College students already have a bad turnout reputation, especially in state and local elections. With this restriction, a whole class of UNC students — out-of-state students — could be excluded from voting.
Out-of-state students without a U.S. passport or passport ID card will not be able to vote in elections starting in 2016 — with one exception. People with driver’s licenses from other states are able to vote in elections in 2016, but only if they register to vote at least 90 days ahead of the election. This means that a typical out-of-state student who voted in the Chapel Hill municipal elections this week will not be able to vote in the 2016 presidential election in North Carolina without a U.S. passport unless they obtain a North Carolina driver’s license or nonlicense ID.
This disproportionately affects out-of-state students, especially those without the ability, means or knowledge to acquire an acceptable form of ID.

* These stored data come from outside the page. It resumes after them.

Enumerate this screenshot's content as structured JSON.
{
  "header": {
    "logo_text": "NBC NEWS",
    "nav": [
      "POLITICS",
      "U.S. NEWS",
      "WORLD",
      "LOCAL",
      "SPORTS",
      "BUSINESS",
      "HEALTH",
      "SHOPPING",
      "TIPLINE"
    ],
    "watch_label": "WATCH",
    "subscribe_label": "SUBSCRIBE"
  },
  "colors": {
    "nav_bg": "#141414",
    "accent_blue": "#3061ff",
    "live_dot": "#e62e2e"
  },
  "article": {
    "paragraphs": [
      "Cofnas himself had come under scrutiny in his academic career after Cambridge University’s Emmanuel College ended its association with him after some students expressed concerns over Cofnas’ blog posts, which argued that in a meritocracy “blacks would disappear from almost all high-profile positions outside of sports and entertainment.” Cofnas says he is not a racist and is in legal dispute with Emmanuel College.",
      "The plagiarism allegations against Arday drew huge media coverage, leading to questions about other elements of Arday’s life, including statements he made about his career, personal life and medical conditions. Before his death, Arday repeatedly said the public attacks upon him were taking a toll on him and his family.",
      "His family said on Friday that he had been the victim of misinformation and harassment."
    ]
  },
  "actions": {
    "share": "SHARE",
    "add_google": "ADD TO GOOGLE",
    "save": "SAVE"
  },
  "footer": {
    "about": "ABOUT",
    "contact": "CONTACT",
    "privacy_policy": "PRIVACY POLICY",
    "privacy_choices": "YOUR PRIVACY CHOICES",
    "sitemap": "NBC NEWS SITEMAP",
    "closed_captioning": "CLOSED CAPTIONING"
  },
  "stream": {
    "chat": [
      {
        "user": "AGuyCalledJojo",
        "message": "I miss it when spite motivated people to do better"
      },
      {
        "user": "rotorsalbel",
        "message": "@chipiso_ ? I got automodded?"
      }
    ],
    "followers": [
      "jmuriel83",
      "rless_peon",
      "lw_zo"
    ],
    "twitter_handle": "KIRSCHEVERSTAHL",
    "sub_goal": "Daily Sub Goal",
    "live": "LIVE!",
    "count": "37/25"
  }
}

Not only does this affect out-of-state students disproportionately, but it also affects black and Hispanic voters more so than the white population in North Carolina. A challenge to the constitutionality of the voter ID law is currently working its way through the courts.
After the law was passed in 2013, a clause was added to include a waiver for identification under special circumstances, such as in the case of stolen ID. The first federal trial was complicated by this adjustment. But the federal judge will continue the challenge of the law to determine whether this waiver sufficiently provides access to the polls for those who do not have the ability or means to acquire state or nationally issued identification.
Roy Cooper, the current North Carolina attorney general and a Democratic gubernatorial candidate challenging incumbent Gov. Pat McCrory in 2016, has not taken a true stand against the constitutionality of the law, which is dubious. Rather, he has defended it in court. In his political career and race for governor, Cooper has come out against the voter ID law, but he has not used his current office to oppose the legislation directly. Voters should push him on this issue.
This law was ostensibly put in place to prevent voter fraud. However, voter participation in North Carolina should not be discouraged with identification laws. In nonpresidential election years, voter turnout is generally less than 50 percent. And in the most recent presidential election year, 2012, turnout was 68 percent. While voter fraud should not be permitted, laws should encourage the citizens of North Carolina to go to the polls and have their opinions heard, instead of being encumbered by more restrictions.